Typically, during this first part of the term, the Court holds a conference on the Friday before the first argument of the session and on the Fridays of each argument week. (There are some exceptions, the Long Conference is being held on Monday, and the conference which would otherwise be held on the Friday after Thanksgiving for the start of the December sitting will be held on the Tuesday before Thanksgiving). Because of the short gap between the grant of the case for argument and the argument, the Court tends to announce the cases that are being accepted for argument upon the conclusion of each conference. The Monday after each conference, the Supreme Court issues a much longer order list with the cases that have been rejected.

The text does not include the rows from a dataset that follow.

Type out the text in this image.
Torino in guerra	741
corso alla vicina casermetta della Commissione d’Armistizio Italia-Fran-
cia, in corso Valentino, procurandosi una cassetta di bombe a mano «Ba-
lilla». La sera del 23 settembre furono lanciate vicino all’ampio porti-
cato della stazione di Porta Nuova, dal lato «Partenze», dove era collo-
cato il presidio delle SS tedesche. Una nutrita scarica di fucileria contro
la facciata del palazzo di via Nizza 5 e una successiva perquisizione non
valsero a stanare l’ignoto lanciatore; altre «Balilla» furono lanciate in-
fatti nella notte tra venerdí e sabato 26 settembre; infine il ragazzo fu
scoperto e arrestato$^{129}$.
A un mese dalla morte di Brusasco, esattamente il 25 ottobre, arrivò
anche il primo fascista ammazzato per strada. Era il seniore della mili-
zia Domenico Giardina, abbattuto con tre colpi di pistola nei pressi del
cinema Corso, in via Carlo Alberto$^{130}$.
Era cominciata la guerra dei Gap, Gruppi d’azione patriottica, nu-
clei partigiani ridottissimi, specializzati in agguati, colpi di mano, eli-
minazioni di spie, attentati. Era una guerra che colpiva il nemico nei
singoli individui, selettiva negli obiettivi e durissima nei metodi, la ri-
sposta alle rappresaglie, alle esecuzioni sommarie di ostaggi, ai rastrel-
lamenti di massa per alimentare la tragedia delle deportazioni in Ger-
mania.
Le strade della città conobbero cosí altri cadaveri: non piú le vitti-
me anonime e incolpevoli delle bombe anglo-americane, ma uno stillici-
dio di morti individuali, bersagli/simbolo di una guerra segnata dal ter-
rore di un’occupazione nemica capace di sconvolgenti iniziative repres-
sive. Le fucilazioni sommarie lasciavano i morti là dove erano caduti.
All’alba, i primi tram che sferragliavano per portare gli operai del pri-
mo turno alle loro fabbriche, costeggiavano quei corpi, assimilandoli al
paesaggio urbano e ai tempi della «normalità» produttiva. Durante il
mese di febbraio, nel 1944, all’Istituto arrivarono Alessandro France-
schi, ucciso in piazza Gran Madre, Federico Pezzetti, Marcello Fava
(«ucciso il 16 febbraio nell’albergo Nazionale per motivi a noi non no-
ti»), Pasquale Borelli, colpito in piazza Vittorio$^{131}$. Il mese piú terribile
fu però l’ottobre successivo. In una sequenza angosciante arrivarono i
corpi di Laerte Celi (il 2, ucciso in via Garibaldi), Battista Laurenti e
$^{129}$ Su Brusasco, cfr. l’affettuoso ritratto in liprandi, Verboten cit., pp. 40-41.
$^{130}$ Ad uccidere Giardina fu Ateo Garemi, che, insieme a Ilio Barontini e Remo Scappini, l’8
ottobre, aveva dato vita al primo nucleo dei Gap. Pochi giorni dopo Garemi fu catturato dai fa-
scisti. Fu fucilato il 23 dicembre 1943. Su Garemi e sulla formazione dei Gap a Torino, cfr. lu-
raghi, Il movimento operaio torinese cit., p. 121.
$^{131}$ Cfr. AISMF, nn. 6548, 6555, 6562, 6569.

The second part runs from the January sitting until the end of the April sitting. As any new cases accepted will not be argued until the following fall, the grants of cases are included in the Monday order. Additionally, opinions start coming regularly on any of the three argument days or with the Monday orders after the last conference of the sitting. The third part begins after the two-week rest period following the April sitting. During the third part of the term, the conference is moved up to Thursday with orders announced the following Monday. While opinions are issued on Monday, they can also be issued any day of the week. This part tends to end the last week in June but when it ends depends upon how long it takes the Supreme Court to finish up all opinions. The cases accepted during these two parts tend to be set for argument in the Fall of the following term. Depending on where Veteran's Day falls on the calendar, the Supreme Court "needs" to accept thirty-two to thirty-four cases during these two parts. Any "extra" cases reduce the number that need to be accepted in the Fall (an average of 6-7 per month).
The Long Conference represents the end of the fourth part of the term which runs from the end of June until the end of September. During this part of the term, the Supreme Court has a wrap-up conference at the start to dispose of whatever cases were held pending decisions but then holds no conference until the end of this period (the Long Conference). Barring something unusual, the only orders during this time are emergency orders (e.g. requests for stays of execution on lower court decisions) and routine procedural matters.